In this case, .__iter__
is implemented as a generator function (instead of a generator iterator) which returns a generator iterator.
Every time Tokenizer.advance
is called, a new generator iterator is created and returned by .__iter__
. Instead, an iterator should be stored by a Tokenizer
object at the initialization stage for all subsequent usage.
For example:
import re
class Tokenizer:
def __init__(self, input_file):
self.in_file = input_file
self.tokens = []
self.current_token = None
self.next_token = None
self.line = 1
def split_tokens(self):
''' Create a list with all the tokens of the input file '''
self.tokens = re.findall("\w+|[{}()\[\].;,+\-*/&|<>=~\n]", self.in_file)
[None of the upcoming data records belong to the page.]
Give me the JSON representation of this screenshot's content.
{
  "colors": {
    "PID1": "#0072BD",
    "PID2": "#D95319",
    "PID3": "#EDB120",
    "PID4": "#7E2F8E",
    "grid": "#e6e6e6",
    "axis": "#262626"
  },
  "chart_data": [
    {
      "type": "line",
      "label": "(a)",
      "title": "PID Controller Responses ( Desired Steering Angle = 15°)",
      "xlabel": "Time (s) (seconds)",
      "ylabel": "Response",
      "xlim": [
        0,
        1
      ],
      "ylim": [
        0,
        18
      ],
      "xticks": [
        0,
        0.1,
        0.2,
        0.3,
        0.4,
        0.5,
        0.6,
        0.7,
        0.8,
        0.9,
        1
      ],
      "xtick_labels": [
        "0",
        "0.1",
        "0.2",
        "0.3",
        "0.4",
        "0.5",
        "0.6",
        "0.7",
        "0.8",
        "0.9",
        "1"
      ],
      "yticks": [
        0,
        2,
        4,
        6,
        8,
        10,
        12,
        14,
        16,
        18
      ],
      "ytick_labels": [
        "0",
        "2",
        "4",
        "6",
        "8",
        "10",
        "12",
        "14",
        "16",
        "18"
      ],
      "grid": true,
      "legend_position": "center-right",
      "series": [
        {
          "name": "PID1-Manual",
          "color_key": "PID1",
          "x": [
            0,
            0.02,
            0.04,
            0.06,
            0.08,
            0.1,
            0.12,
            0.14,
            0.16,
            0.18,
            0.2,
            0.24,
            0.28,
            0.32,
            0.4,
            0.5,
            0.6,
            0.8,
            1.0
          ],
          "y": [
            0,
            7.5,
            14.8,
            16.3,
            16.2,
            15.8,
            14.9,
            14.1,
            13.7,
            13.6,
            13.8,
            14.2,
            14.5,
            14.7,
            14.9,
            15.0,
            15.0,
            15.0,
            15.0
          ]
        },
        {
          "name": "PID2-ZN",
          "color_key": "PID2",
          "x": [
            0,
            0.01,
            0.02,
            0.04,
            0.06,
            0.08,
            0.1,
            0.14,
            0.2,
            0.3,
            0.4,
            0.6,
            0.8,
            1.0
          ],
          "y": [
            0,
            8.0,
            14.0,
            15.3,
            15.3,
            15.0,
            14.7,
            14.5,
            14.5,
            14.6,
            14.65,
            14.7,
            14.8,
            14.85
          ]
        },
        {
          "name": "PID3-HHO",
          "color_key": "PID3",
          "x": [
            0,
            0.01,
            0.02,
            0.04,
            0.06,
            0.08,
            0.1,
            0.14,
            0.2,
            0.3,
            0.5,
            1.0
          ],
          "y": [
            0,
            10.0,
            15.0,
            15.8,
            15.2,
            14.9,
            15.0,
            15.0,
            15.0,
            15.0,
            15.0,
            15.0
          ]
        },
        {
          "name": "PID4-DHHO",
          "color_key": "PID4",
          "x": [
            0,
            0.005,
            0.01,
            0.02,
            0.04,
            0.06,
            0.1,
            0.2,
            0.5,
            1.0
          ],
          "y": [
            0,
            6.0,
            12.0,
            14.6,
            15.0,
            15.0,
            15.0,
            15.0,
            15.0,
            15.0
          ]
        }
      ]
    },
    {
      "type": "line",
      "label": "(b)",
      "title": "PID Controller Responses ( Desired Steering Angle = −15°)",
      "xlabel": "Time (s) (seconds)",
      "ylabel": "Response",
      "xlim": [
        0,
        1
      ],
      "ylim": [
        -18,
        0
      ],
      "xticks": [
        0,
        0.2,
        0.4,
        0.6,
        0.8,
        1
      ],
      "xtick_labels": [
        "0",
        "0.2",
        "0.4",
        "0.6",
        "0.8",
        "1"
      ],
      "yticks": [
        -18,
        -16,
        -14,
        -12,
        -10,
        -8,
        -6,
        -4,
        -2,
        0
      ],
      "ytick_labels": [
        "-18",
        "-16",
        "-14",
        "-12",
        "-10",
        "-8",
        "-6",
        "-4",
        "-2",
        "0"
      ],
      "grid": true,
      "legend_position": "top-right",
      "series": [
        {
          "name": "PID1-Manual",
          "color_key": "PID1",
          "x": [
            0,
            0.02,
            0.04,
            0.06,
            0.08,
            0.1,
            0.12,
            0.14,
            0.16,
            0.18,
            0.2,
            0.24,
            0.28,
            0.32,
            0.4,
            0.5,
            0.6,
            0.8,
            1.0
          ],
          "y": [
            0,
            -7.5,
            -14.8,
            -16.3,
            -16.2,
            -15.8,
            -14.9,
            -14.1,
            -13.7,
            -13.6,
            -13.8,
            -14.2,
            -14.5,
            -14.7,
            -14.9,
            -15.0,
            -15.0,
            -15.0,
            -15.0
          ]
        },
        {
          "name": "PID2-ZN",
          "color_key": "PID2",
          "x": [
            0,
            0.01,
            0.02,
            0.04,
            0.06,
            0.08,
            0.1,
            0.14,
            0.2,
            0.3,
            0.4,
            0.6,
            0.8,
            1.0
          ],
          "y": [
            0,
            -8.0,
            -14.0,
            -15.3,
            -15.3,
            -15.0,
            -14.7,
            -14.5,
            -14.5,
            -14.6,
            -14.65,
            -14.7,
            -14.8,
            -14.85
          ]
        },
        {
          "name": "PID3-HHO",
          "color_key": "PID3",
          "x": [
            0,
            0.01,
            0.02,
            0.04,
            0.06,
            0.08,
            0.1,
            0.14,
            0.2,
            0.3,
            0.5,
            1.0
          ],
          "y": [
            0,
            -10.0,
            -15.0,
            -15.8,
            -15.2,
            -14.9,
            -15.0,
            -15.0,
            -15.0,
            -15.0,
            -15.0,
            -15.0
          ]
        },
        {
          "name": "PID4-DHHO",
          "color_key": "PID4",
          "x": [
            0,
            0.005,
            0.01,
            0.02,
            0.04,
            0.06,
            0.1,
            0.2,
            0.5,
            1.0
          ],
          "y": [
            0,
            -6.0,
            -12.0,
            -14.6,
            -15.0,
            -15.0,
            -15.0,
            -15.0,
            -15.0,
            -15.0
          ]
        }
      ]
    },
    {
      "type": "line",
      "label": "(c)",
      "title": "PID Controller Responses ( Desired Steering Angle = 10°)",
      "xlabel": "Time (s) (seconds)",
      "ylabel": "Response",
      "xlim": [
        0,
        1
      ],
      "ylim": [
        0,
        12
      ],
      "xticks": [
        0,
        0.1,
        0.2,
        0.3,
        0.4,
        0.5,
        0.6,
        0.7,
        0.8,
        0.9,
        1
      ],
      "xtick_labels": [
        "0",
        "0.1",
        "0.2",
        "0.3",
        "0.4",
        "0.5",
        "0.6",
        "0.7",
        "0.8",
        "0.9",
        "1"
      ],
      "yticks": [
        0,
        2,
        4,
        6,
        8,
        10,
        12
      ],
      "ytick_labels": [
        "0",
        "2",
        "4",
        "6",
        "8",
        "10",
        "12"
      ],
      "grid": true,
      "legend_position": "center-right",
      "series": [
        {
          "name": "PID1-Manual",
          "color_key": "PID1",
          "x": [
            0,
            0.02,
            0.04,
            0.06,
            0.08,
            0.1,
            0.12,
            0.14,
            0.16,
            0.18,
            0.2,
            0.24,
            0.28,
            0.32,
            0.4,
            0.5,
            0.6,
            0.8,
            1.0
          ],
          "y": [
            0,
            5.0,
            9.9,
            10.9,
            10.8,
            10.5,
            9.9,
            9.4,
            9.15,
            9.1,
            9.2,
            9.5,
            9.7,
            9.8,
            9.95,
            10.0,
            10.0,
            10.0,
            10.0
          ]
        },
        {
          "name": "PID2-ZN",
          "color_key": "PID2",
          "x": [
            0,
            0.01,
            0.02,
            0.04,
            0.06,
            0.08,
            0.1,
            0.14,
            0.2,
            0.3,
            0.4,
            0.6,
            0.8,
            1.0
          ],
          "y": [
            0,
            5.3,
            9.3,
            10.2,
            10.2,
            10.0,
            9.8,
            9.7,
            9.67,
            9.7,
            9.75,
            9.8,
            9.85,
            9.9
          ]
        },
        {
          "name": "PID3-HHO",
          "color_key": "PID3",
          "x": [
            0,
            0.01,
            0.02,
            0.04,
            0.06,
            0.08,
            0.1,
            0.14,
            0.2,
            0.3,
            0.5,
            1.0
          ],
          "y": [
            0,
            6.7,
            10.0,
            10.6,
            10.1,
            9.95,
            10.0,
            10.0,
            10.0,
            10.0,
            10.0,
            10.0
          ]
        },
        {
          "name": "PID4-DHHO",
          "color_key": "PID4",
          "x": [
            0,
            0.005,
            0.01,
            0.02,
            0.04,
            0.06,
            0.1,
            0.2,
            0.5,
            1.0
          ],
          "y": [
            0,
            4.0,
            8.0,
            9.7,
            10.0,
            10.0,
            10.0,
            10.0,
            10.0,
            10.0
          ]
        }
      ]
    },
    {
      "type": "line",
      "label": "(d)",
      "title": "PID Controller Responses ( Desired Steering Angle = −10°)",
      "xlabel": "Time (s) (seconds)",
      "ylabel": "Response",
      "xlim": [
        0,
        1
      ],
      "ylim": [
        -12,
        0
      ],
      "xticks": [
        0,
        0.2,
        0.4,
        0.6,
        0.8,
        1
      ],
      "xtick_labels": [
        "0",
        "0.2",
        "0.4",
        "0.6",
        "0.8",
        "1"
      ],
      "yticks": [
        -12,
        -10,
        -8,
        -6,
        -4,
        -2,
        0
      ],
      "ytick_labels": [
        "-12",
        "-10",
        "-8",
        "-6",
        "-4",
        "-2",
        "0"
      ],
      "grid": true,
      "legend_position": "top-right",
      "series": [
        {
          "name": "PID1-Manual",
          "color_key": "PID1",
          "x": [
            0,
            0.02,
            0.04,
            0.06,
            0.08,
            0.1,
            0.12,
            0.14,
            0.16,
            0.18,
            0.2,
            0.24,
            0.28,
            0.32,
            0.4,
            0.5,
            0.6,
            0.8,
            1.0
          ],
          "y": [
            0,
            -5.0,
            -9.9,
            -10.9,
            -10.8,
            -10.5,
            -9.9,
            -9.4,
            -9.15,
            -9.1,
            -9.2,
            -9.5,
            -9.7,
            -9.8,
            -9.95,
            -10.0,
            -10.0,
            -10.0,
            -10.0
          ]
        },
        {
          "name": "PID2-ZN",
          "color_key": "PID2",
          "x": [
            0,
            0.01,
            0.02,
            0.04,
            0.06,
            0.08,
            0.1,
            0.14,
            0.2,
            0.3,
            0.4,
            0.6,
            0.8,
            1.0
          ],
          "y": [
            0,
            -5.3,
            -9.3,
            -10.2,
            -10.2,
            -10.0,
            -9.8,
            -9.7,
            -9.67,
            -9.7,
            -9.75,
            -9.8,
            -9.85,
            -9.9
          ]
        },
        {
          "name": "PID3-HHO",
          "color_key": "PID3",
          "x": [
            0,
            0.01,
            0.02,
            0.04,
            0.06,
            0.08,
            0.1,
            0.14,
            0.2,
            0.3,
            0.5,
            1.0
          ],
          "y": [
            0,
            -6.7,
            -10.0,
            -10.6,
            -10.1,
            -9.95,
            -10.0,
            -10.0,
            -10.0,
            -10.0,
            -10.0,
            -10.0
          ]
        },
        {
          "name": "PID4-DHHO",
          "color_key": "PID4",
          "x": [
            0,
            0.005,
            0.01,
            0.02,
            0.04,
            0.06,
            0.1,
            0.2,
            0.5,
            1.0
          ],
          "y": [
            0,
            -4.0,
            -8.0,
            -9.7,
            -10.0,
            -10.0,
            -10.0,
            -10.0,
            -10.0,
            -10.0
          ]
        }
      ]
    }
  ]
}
self.iterator = self.__iter__()
def __iter__(self):
for token in self.tokens:
if token != '\n':
yield token
else:
self.line += 1
def advance(self):
self.current_token = self.next_token
self.next_token = next(self.iterator)
Another minimal example that may explain:
def fib():
a = 0
b = 1
while True:
yield b
a, b = b, a + b
# 1, 1, 2, ...
fibs = fib()
next(fibs)
next(fibs)
next(fibs)
# 1, 1, 1, ...
next(fib())
next(fib())
next(fib())
By the way, I cannot see the reason to mixed the usage of a .__iter__
magic method and a separate .advance
method. It might introduce some confusion.